The earth goes dark for three hours because Israel’s leaders, and because the Roman government, and because human sin did the darkest thing possible – we killed our own savior. The earth goes dark for three hours because creation is being rolled back. We’re reading Genesis 1 in reverse. Instead of light being spoken into existence by the Creator, light is retreating back into the nothingness that existed before. Creation itself is reacting to the depths of human wickedness. Creation is mourning the loss of its own light. The prophets Jeremiah (4:23-28) and Amos (8:9) said this kind of thing would happen when human injustice and corruption reach their peak.

But even though the darkest possible thing happened, Jesus would not be constrained by it.
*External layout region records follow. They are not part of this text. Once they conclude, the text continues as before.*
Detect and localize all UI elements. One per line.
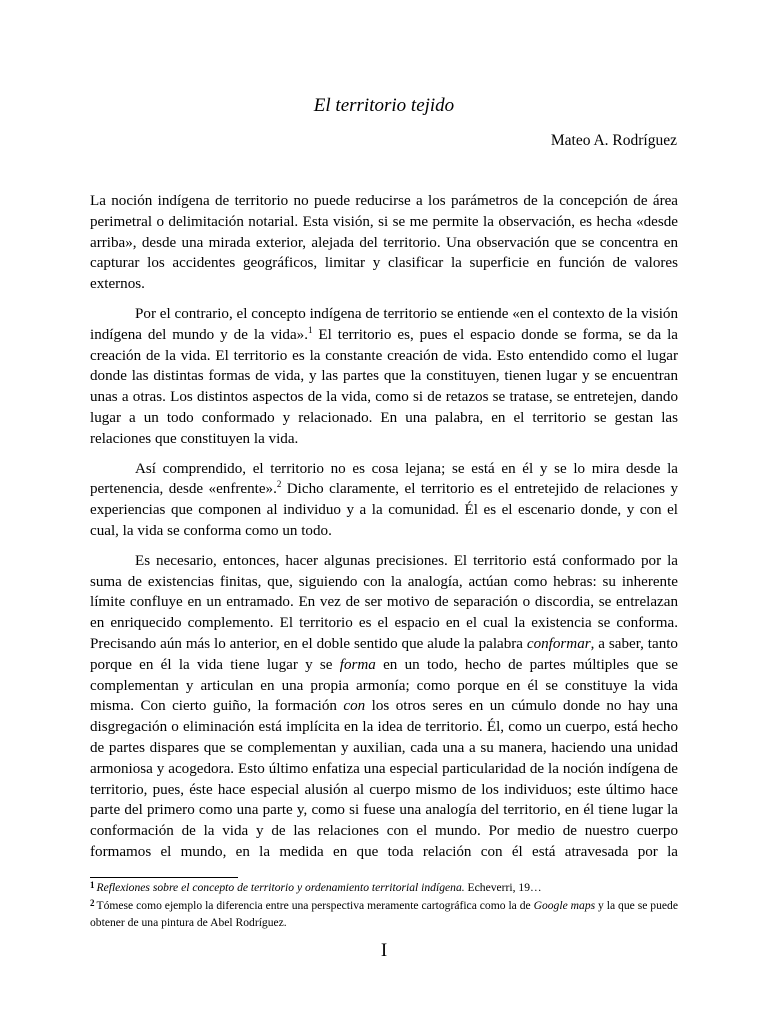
paragraph-2-text-a: Por el contrario, el concepto indígena de territorio se entiende «en el contexto de la visión indígena del mundo y de la vida».: [90, 305, 678, 343]
paragraph-4-text-c: en un todo, hecho de partes múltiples que se complementan y articulan en una propia armonía; como porque en él se constituye la vida misma. Con cierto guiño, la formación: [90, 656, 679, 715]
footnote-separator: [90, 877, 238, 878]
footnote-1-italic: Reflexiones sobre el concepto de territorio y ordenamiento territorial indígena.: [96, 881, 465, 894]
paragraph-3-text-a: Así comprendido, el territorio no es cosa lejana; se está en él y se lo mira desde la pertenencia, desde «enfrente».: [90, 460, 678, 498]
paragraph-2: [90, 304, 678, 450]
emphasis-forma: forma: [339, 656, 376, 673]
document-title: El territorio tejido: [313, 95, 455, 116]
emphasis-con: con: [343, 698, 366, 715]
paragraph-2-text-b: El territorio es, pues el espacio donde se forma, se da la creación de la vida. El territorio es la constante creación de vida. Esto entendido como el lugar donde las distintas formas de vida, y las partes que la constituyen, tienen lugar y se encuentran unas a otras. Los distintos aspectos de la vida, como si de retazos se tratase, se entretejen, dando lugar a un todo conformado y relacionado. En una palabra, en el territorio se gestan las relaciones que constituyen la vida.: [90, 326, 678, 447]
footnote-ref-2[interactable]: 2: [276, 479, 282, 490]
paragraph-4-text-b: , a saber, tanto porque en él la vida tiene lugar y se: [90, 635, 678, 673]
emphasis-conformar: conformar: [526, 635, 591, 652]
footnote-1-number: 1: [90, 880, 95, 890]
paragraph-4: [90, 551, 678, 863]
document-body: [90, 191, 678, 872]
page-number: I: [380, 940, 388, 961]
footnote-ref-1[interactable]: 1: [307, 324, 313, 335]
footnotes: [90, 879, 678, 932]
author-name: Mateo A. Rodríguez: [550, 132, 677, 149]
paragraph-3-text-b: Dicho claramente, el territorio es el entretejido de relaciones y experiencias que componen al individuo y a la comunidad. Él es el escenario donde, y con el cual, la vida se conforma como un todo.: [90, 481, 679, 539]
footnote-1-text: Echeverri, 19…: [464, 881, 542, 894]
footnote-2: [90, 897, 678, 932]
paragraph-4-text-a: Es necesario, entonces, hacer algunas precisiones. El territorio está conformado por la suma de existencias finitas, que, siguiendo con la analogía, actúan como hebras: su inherente límite confluye en un entramado. En vez de ser motivo de separación o discordia, se entrelazan en enriquecido complemento. El territorio es el espacio en el cual la existencia se conforma. Precisando aún más lo anterior, en el doble sentido que alude la palabra: [90, 552, 678, 652]
paragraph-3: [90, 459, 678, 542]
footnote-2-text-b: y la que se puede obtener de una pintura de Abel Rodríguez.: [90, 898, 678, 929]
footnote-1: [90, 879, 678, 897]
footnote-2-italic: Google maps: [533, 898, 596, 912]
footnote-2-text-a: Tómese como ejemplo la diferencia entre una perspectiva meramente cartográfica como la de: [96, 898, 534, 912]
footnote-2-number: 2: [90, 897, 95, 908]
paragraph-4-text-d: los otros seres en un cúmulo donde no hay una disgregación o eliminación está implícita en la idea de territorio. Él, como un cuerpo, está hecho de partes dispares que se complementan y auxilian, cada una a su manera, haciendo una unidad armoniosa y acogedora. Esto último enfatiza una especial particularidad de la noción indígena de territorio, pues, éste hace especial alusión al cuerpo mismo de los individuos; este último hace parte del primero como una parte y, como si fuese una analogía del territorio, en él tiene lugar la conformación de la vida y de las relaciones con el mundo. Por medio de nuestro cuerpo formamos el mundo, en la medida en que toda relación con él está atravesada por la: [90, 698, 678, 860]
paragraph-1: La noción indígena de territorio no puede reducirse a los parámetros de la concepción de área perimetral o delimitación notarial. Esta visión, si se me permite la observación, es hecha «desde arriba», desde una mirada exterior, alejada del territorio. Una observación que se concentra en capturar los accidentes geográficos, limitar y clasificar la superficie en función de valores externos.: [90, 193, 678, 293]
He is risen. And Mark is practically winking at us when he tells us in his account of the resurrection that just as Jesus was raised, so was the sun (Mark 16:2). Now, Mark tells us this is all happening early in the morning, and of course we know that morning is when the sun rises. But Mark makes a point anyway to tell us that the sun has just risen, as if the new resurrected life of Jesus has given the sun new courage to start peaking its head up again. When Jesus died, the light went out, and now it is back, reemerging into creation. We’re no longer reading Genesis 1 in reverse. When Jesus is raised from the dead, God is saying once again, “Let there be light.” A new creation is walking out of the tomb and being spoken into existence. No amount of darkness, no amount of un-creation, could actually overcome the God who speaks light into existence and raises the dead.

Mark mentions the sunrise to tell us in his beautifully subtle way that Jesus has made us new. We belong to a completely new reality. We exist and live and walk in a new creation. Do we feel new, church? We should. You and I are defined by absolutely nothing and no one but the one who entered the darkest darkness, into the deepest depths of human suffering, into death and walked right out of it. That’s who defines us, church. He’s the only one who gets to tell us who we are, what we are, and what our reality really looks like.